Так и отправились мы на отрядный костёр без предписанных замыслов. Выбрали себе поуютнее речной плёс, окружённый распушившимся ивняком. Расположились. И оказалось: мои четвероклашки — что пчёлы, умудрённые интуитивными навыками. Не надо им никаких подсказок! Те, кто ещё не успели пообщаться, торопливо выспросили друг у друга имена — и все занялись делом. Одни принялись сгребать в кучу паводковый мусор для костра, другая компания, отыскав на берегу сломанное весло, заспорила о его достойном применении. «Применили»: устроили соревнование, у кого больше брызг… Пришлось мне отодвинуться ближе к зарослям ив. Оттуда выбрался вспугнутый «отшельник», из отряда же. Пронеся мимо терпкий никотиновый запах, он деловито вытащил из штанов спички, принялся разжигать полусырые ветви. Костер занялся, и пламя потянуло ребят к себе. Они успокаивались, устраивались у огня.

На берегу остался только один мальчишка. Он, закатав штанины, бродил по успокоившейся отмели, высматривал мальков, чьи стайки видны были даже от костра. Мальки были прозрачными, их хрупкие хребетики просвечивали сквозь плоть.

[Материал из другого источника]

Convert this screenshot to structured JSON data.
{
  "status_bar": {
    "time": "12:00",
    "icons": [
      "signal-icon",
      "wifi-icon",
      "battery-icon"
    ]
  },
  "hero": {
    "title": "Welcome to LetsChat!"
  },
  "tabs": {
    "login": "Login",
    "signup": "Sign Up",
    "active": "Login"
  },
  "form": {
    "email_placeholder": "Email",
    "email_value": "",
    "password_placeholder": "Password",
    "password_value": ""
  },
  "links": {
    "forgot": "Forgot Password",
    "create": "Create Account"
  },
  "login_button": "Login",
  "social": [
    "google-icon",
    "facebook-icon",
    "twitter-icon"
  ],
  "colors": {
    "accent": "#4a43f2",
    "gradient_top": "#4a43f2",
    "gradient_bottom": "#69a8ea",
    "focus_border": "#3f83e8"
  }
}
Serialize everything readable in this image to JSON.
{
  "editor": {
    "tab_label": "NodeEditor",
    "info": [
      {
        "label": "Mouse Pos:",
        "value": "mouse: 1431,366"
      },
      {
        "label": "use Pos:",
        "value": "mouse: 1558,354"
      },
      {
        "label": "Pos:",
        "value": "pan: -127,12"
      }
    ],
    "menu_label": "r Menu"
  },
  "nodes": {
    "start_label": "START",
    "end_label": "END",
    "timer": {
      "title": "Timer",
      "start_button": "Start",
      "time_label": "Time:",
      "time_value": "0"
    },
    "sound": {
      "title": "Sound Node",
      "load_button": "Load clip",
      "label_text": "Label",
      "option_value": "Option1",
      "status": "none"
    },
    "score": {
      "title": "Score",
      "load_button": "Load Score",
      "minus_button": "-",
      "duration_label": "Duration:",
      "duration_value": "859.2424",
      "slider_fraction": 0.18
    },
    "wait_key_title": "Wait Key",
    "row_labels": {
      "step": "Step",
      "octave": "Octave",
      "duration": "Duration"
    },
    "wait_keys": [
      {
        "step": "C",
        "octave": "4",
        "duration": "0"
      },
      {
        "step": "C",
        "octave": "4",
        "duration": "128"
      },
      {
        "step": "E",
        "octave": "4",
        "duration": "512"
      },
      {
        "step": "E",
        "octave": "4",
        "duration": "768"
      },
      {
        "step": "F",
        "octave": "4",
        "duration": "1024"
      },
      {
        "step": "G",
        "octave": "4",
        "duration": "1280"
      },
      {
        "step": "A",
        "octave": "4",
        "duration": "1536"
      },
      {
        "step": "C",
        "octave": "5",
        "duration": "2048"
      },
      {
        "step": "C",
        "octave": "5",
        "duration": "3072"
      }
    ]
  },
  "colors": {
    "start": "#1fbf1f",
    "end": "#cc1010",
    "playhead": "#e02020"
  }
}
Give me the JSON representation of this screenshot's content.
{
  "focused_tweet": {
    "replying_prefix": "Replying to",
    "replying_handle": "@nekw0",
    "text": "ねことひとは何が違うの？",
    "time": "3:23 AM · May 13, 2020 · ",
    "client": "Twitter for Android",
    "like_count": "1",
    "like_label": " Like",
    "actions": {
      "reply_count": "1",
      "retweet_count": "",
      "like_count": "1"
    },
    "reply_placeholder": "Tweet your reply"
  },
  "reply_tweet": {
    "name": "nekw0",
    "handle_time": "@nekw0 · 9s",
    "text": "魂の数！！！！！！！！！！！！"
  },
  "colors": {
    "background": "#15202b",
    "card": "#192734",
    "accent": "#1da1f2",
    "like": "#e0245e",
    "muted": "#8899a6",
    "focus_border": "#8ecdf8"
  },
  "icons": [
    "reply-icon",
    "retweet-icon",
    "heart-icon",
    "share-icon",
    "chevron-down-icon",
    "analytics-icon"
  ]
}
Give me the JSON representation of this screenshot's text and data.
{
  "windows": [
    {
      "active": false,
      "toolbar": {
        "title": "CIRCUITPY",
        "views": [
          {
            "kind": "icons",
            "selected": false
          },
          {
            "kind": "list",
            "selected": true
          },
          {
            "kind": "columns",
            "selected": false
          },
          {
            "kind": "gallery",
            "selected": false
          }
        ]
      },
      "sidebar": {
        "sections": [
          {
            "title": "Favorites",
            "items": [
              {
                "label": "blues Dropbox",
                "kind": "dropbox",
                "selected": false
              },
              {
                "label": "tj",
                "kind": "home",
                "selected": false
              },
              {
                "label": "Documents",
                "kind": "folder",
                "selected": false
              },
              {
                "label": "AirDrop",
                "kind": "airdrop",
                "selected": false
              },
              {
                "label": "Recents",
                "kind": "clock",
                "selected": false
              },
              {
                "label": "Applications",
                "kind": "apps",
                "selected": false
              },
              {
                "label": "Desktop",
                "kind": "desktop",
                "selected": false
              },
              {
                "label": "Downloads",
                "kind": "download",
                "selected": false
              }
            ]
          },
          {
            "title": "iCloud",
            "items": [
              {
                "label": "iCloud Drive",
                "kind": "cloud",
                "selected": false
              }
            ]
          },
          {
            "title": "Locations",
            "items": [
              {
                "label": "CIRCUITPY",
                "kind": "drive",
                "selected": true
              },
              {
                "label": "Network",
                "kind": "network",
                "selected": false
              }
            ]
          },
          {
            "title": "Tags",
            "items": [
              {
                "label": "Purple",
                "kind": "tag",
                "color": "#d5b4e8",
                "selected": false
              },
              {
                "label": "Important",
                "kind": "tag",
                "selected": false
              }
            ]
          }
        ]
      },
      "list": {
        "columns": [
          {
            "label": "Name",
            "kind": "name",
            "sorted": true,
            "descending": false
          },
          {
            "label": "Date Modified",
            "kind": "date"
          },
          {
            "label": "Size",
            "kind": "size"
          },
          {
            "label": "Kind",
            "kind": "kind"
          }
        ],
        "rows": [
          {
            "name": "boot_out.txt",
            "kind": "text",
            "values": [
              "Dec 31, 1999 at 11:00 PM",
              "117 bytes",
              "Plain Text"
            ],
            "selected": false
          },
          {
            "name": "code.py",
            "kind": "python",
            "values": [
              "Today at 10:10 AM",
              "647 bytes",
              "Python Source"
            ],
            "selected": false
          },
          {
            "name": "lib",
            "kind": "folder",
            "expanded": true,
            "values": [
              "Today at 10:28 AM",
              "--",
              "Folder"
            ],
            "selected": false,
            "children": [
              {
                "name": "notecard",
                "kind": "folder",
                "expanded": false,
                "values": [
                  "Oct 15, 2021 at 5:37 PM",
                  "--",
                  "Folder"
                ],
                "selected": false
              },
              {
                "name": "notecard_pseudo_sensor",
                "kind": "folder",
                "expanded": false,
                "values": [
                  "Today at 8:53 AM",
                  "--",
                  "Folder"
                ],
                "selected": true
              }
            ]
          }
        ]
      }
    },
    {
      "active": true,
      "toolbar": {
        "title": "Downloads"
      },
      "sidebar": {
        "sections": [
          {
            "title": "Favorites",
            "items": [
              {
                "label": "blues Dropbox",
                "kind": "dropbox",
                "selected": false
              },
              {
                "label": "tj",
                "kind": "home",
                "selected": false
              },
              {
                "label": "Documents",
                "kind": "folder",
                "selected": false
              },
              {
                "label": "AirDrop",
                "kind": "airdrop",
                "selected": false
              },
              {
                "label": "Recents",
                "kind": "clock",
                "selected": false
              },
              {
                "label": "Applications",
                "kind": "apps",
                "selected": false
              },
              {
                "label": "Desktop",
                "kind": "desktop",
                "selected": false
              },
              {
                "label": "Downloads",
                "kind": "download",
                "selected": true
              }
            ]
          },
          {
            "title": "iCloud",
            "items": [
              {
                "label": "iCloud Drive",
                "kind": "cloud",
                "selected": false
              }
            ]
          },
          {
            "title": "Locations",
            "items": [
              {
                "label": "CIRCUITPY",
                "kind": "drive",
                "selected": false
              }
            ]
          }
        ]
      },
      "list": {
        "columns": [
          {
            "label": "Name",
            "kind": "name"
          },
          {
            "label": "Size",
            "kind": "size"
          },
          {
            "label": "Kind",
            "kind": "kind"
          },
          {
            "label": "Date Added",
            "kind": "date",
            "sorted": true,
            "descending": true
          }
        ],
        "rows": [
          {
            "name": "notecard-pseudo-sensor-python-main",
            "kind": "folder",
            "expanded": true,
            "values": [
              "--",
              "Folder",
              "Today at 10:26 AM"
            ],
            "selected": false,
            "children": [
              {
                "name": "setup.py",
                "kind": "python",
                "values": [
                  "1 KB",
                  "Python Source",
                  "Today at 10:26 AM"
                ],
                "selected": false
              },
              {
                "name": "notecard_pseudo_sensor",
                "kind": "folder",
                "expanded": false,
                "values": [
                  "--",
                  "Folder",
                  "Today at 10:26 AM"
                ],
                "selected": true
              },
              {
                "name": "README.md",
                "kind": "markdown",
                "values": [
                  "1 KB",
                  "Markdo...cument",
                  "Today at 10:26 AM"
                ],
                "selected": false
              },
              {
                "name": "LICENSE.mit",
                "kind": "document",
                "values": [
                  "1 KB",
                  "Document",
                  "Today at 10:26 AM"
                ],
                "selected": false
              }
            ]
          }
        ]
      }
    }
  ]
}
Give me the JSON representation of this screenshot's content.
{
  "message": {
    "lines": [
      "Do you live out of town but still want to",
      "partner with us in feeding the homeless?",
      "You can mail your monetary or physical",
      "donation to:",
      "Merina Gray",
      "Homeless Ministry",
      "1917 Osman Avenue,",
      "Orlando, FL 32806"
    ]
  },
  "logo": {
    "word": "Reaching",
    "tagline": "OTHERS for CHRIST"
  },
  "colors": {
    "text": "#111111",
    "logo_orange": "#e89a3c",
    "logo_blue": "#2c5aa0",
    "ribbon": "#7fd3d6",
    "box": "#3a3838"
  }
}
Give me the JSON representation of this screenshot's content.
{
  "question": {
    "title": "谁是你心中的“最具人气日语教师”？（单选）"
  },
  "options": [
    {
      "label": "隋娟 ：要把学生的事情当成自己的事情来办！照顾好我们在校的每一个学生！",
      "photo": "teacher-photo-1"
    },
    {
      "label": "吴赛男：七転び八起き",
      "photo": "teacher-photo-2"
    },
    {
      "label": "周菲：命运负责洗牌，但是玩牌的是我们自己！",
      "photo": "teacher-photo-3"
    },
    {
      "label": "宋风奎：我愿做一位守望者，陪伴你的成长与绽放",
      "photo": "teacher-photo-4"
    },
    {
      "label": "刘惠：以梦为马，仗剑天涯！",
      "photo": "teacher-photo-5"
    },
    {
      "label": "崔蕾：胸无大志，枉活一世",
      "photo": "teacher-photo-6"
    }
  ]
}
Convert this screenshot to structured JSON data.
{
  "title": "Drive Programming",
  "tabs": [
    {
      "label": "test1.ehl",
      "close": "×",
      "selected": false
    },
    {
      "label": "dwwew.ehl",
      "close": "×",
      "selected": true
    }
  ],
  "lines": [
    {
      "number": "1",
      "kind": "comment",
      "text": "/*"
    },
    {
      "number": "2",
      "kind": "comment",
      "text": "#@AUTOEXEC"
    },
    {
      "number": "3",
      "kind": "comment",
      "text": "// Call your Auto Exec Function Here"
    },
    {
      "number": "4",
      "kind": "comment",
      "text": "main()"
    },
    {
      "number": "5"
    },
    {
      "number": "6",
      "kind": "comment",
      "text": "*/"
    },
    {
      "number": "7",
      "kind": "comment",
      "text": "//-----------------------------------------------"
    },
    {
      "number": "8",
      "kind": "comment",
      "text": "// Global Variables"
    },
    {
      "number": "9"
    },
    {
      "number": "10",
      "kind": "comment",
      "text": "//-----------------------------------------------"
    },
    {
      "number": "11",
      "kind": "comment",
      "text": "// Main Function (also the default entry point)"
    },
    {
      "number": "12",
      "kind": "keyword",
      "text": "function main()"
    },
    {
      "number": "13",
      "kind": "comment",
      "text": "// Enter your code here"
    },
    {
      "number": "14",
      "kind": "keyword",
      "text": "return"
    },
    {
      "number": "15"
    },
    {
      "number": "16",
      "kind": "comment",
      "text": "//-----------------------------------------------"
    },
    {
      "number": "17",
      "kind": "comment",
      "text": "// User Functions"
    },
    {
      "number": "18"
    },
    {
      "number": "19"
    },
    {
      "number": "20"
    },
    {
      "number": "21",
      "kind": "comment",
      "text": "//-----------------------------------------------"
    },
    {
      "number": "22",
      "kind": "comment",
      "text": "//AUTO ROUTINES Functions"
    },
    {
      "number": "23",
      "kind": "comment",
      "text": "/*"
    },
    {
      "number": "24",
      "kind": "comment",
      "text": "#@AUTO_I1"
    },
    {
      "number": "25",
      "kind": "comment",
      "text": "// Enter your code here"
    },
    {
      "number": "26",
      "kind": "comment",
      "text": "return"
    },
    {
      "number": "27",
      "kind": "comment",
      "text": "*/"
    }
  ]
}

И мальчишка был прозрачен, сквозь мятую рубашку выпирал заметно сутулый позвоночник.

— Эй, моряк, с печки бряк! — окликнул его кто-то. Он не услышал. Продолжал стоять в воде на одной ноге, не решаясь опустить вторую в серебристое рыбье облако.

— Не мешайте… Пусть! — попросил я, ибо знал, что за долгую лагерную смену мы, и вожатые, и ребята, не раз будем мечтать, чтобы Юрка (Юркой звали того «моряка») вот так отвлёкся.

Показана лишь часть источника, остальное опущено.